Abstract

Background There is a paucity of information on minimal surgical intervention for the treatment of chronic dynamic scaphoid instability (CDSI) that will achieve an acceptable mid-term result. Purpose We hypothesize that by following a debride-first-then-wait protocol, some patients with CDSI can be treated with arthroscopic debridement alone and avoid a reconstructive procedure. Patients and Methods We performed a retrospective, longitudinal study from January 2008 to December 2018 of all patients diagnosed with CDSI and treated with arthroscopic debridement of the scapholunate interosseous ligament. In all cases, a debride-first-then-wait protocol was followed that included a predetermined wait period after arthroscopic debridement, giving the patient a chance to experience possible symptom improvement. This approach integrated the patient's perceived wellness into the decision-making process. All wrists that remained symptomatic or experienced recurrence of symptoms were treated with a reconstructive procedure.
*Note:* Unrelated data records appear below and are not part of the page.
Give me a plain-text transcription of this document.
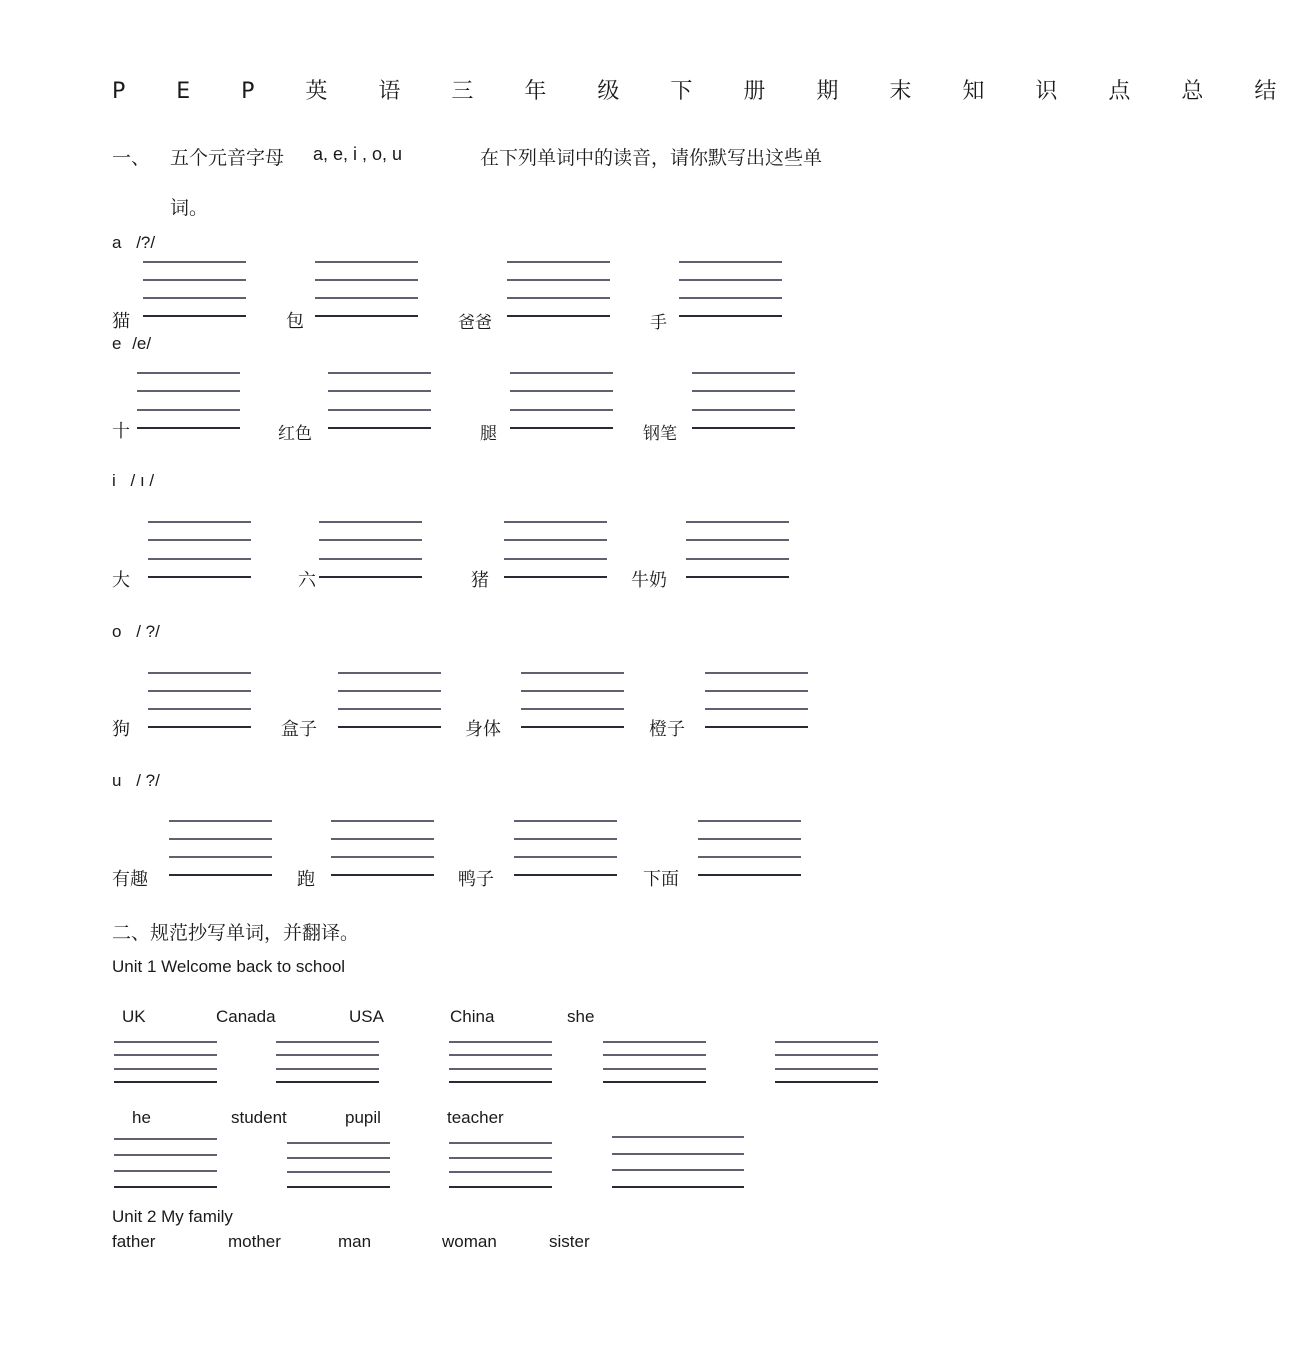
P E P 英 语 三 年 级 下 册 期 末 知 识 点 总 结
一、 五个元音字母 a, e, i , o, u	在下列单词中的读音，请你默写出这些单
词。
a /?/
猫	包	爸爸	手
e /e/
十	红色	腿	钢笔
i / ı /
大	六	猪	牛奶
o / ?/
狗	盒子	身体	橙子
u / ?/
有趣	跑	鸭子	下面
二、规范抄写单词，并翻译。
Unit 1 Welcome back to school
UK	Canada	USA	China	she
he	student	pupil	teacher
Unit 2 My family
father	mother	man	woman	sister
The wrists were divided into two groups: arthroscopic debridement only (ADO) and reconstructive procedure (RP). Results Seventy-nine wrists (72 patients) of 191 consecutive wrist arthroscopies met the inclusion criteria. The ADO group consisted of 43 wrists (54%). An average of 6.3 years later (range: 2-11 years), these patients remained satisfied with the results of the arthroscopic debridement and did not want further treatment. The RP group included 36 wrists (46%) with 91.7% of reconstructive surgeries occurring within 6 months of the arthroscopy. With a mid-term follow-up, 75% of Geissler grade II ligament tears, 48% of grade III tears, and 39% of grade IV tears were successfully treated with arthroscopic debridement alone and avoided a reconstructive surgery. Conclusion By adopting a debride-first-then-wait protocol, some patients with CDSI can be treated with a more limited intervention, arthroscopic debridement. In this series, 54% of wrists with CDSI avoided a reconstructive surgery for an average of 6.3 years. Type of Study / Level of Evidence Case Series, Level IV.